In-Vivo Release Studies of Levamisole Phosphate and Ivermectin from an Isotropic Medium-Chain Mono and Diglyceride-Based Formulation Following Subcutaneous Injection in Sheep

Published on: 
, , ,
Pharmaceutical Technology, Pharmaceutical Technology-02-02-2015, Volume 39, Issue 2

Formulating an injectable solution containing both hydrophilic and hydrophobic drugs is a challenge.


Submitted: March 4, 2014. Accepted: April 18, 2014.
Authors: Peyami Sari, PhD; Jianguo Sun; Majid Razzak; Ian G. Tucker

Ivermectin is a member of a family of compounds identified as avermectins. It was first marketed by Merck Sharp & Dohme as an antiparasitic agent in 1981, in the form of an injectable formulation at a dose level of 200 µg/kg (1). Ivermectin is highly effective against adult and larval forms of many ovine gastrointestinal and lung nematodes (2) and some ovine ectoparasitic diseases (3).

Levamisole is an imidazothiazole derivative. Used as an anthelmintic, levamisole is effective against numerous gastrointestinal and pulmonary nematodes in a variety of domestic animals (4). Levamisole also has an important use as an immunostimulant (5–6).

The antiparasitic spectrum and efficacy patterns of ivermectin and levamisole phosphate are different (7–8). It has been shown that combination of a short-acting drug (levamisole) with the long-acting anthelmintic (ivermectin) in a solid dosage form provided better parasite control than that achieved from the existing controlled-release treatment when ivermectin-resistant worms were present (9). This finding suggests that an injection containing a combination of ivermectin and levamisole could be useful. However, ivermectin and levamisole phosphate have different physicochemical properties-levamisole phosphate is water soluble whereas ivermectin is soluble in organic solvents, thus creating a challenge for formulation of a combination product.

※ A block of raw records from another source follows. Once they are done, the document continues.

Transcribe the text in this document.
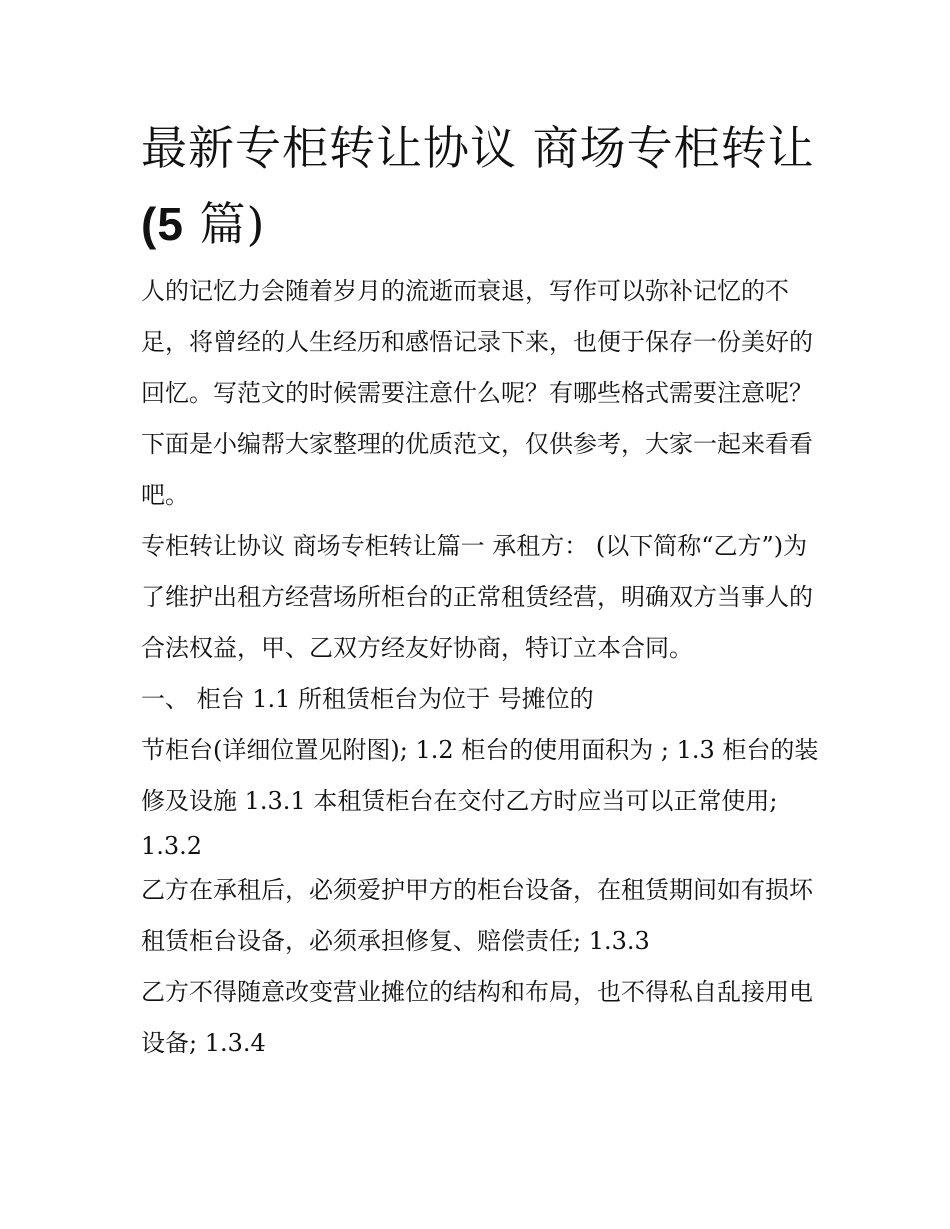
最新专柜转让协议 商场专柜转让(5 篇)

人的记忆力会随着岁月的流逝而衰退，写作可以弥补记忆的不足，将曾经的人生经历和感悟记录下来，也便于保存一份美好的回忆。写范文的时候需要注意什么呢？有哪些格式需要注意呢？下面是小编帮大家整理的优质范文，仅供参考，大家一起来看看吧。

专柜转让协议 商场专柜转让篇一 承租方： (以下简称“乙方”)为了维护出租方经营场所柜台的正常租赁经营，明确双方当事人的合法权益，甲、乙双方经友好协商，特订立本合同。

一、 柜台 1.1 所租赁柜台为位于 号摊位的

节柜台(详细位置见附图); 1.2 柜台的使用面积为 ; 1.3 柜台的装修及设施 1.3.1 本租赁柜台在交付乙方时应当可以正常使用;

1.3.2

乙方在承租后，必须爱护甲方的柜台设备，在租赁期间如有损坏租赁柜台设备，必须承担修复、赔偿责任; 1.3.3

乙方不得随意改变营业摊位的结构和布局，也不得私自乱接用电设备; 1.3.4
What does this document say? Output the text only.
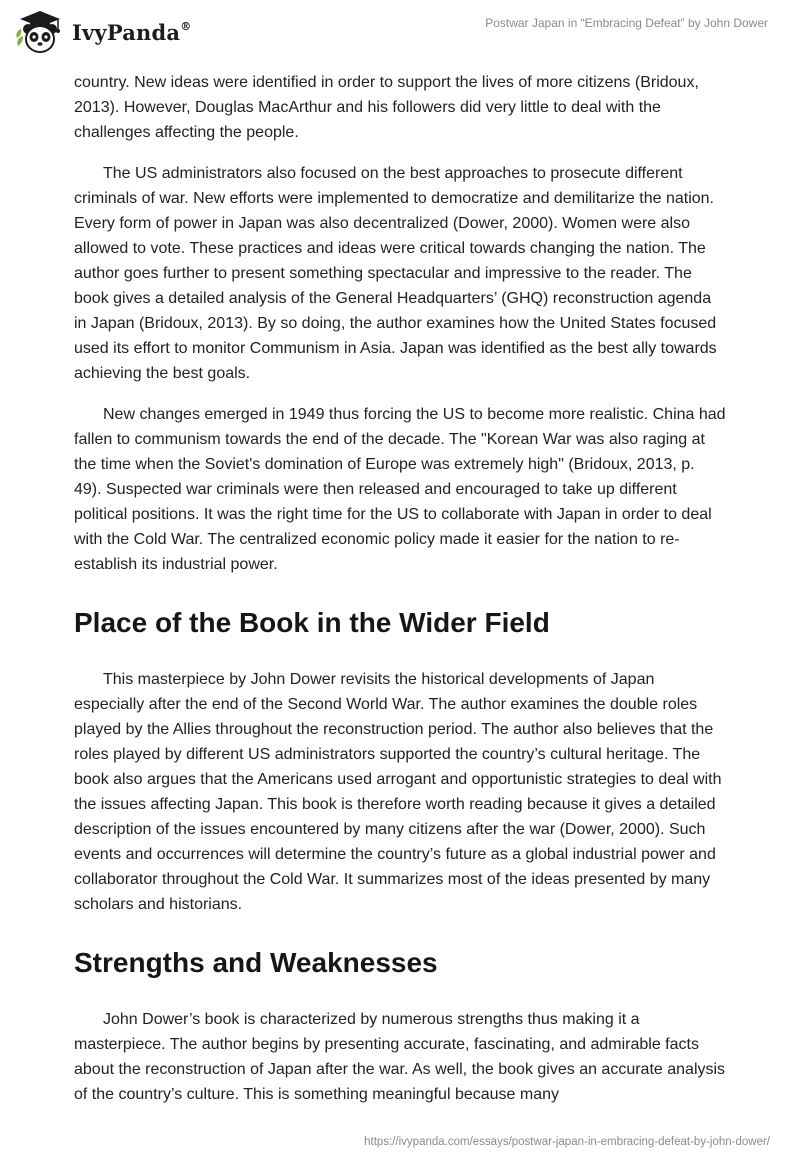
IvyPanda®	Postwar Japan in “Embracing Defeat” by John Dower

country. New ideas were identified in order to support the lives of more citizens (Bridoux, 2013). However, Douglas MacArthur and his followers did very little to deal with the challenges affecting the people.

The US administrators also focused on the best approaches to prosecute different criminals of war. New efforts were implemented to democratize and demilitarize the nation. Every form of power in Japan was also decentralized (Dower, 2000). Women were also allowed to vote. These practices and ideas were critical towards changing the nation. The author goes further to present something spectacular and impressive to the reader. The book gives a detailed analysis of the General Headquarters’ (GHQ) reconstruction agenda in Japan (Bridoux, 2013). By so doing, the author examines how the United States focused used its effort to monitor Communism in Asia. Japan was identified as the best ally towards achieving the best goals.

New changes emerged in 1949 thus forcing the US to become more realistic. China had fallen to communism towards the end of the decade. The "Korean War was also raging at the time when the Soviet's domination of Europe was extremely high" (Bridoux, 2013, p. 49). Suspected war criminals were then released and encouraged to take up different political positions. It was the right time for the US to collaborate with Japan in order to deal with the Cold War. The centralized economic policy made it easier for the nation to re-establish its industrial power.

Place of the Book in the Wider Field

This masterpiece by John Dower revisits the historical developments of Japan especially after the end of the Second World War. The author examines the double roles played by the Allies throughout the reconstruction period. The author also believes that the roles played by different US administrators supported the country’s cultural heritage. The book also argues that the Americans used arrogant and opportunistic strategies to deal with the issues affecting Japan. This book is therefore worth reading because it gives a detailed description of the issues encountered by many citizens after the war (Dower, 2000). Such events and occurrences will determine the country’s future as a global industrial power and collaborator throughout the Cold War. It summarizes most of the ideas presented by many scholars and historians.

Strengths and Weaknesses

John Dower’s book is characterized by numerous strengths thus making it a masterpiece. The author begins by presenting accurate, fascinating, and admirable facts about the reconstruction of Japan after the war. As well, the book gives an accurate analysis of the country’s culture. This is something meaningful because many

https://ivypanda.com/essays/postwar-japan-in-embracing-defeat-by-john-dower/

The pharmacokinetic profiles of ivermectin and levamisole have been studied in different species for more than two decades. Injectable ivermectin is marketed as a non-aqueous solution comprising 60% propylene glycol and 40% glycerol formal (v/v) (10) and an oil-based formulation (11). Injectable levamisole is available as an aqueous solution (water for injection) (6). Several papers report the pharmacokinetic profiles of subcutaneously administered ivermectin (12–23) and levamisole (13, 24–25) in sheep but no reports have been found for the plasma levels of ivermectin and levamisole combinations.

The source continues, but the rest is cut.